The key with the ratio “is really trying to get back to the physiology and looking at function rather than numbers. No two patients are necessarily the same,” he said in an interview. “The difference between ratios can be enormous when approaching massive transfusion numbers. That's a lot of products being used if not absolutely necessary, especially considering the impact nationally on the blood banks, as well as the untoward effects, such as multiple organ failure.” Dr. Kashuk is a trauma surgeon at Pennsylvania State Milton S. Hershey Medical Center, Hershey.

“Unfortunately, thromboelastography is not readily available,” Dr. Dente said.

“We have seen a significant learning curve for adoption of this technology,” Dr. Kashuk said. Additional expense, time, and quality control to ensure accurate, reproducible results also are required, he added. “We have found, however, that once the team becomes comfortable with this approach, they begin to realize that old, standard lab values were essentially paramount to functioning in the dark.”
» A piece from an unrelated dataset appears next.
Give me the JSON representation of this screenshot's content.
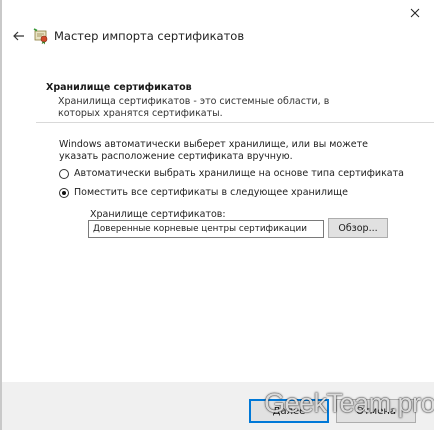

The identification of appropriate candidates for an MTP is another area of controversy. “We know about 25% of the most critically injured patients after trauma come in coagulopathic. Trying to identify these people is really the crux of the problem,” Dr. Dente said.

Several randomized, controlled trials of MTP are in the design phase, according to Dr. Dente. “The next step is to test this [empirical] protocol vs. a protocol that is more directed by point-of-care coagulation studies like thromboelastography,” he said.

Exactly how to identify which patients require an MTP also is unclear. Initiation of most protocols is based primarily on the surgeon's call, but some early predictive factors have been identified. For example, Dr. Dente and his colleagues demonstrated that gunshot patients were more likely to require an MTP if the bullet trajectory was multicavity or transpelvic or if the patient had significant, initial base deficit (J. Trauma 2010;68:298–304).

Scoring systems also can help to quickly identify candidates. For example, the ABC (Assessment of Blood Consumption) system, developed by Dr. Cotton and his colleagues, correctly identified 85% of 596 trauma patients who required a massive transfusion (J. Trauma 2009;66:346–52). ABC scoring is based on four factors: emergency department systolic blood pressure of 90 mm Hg or less; ED heart rate of 120 bpm or greater; a penetrating mechanism of injury; and positive fluid on abdominal ultrasound.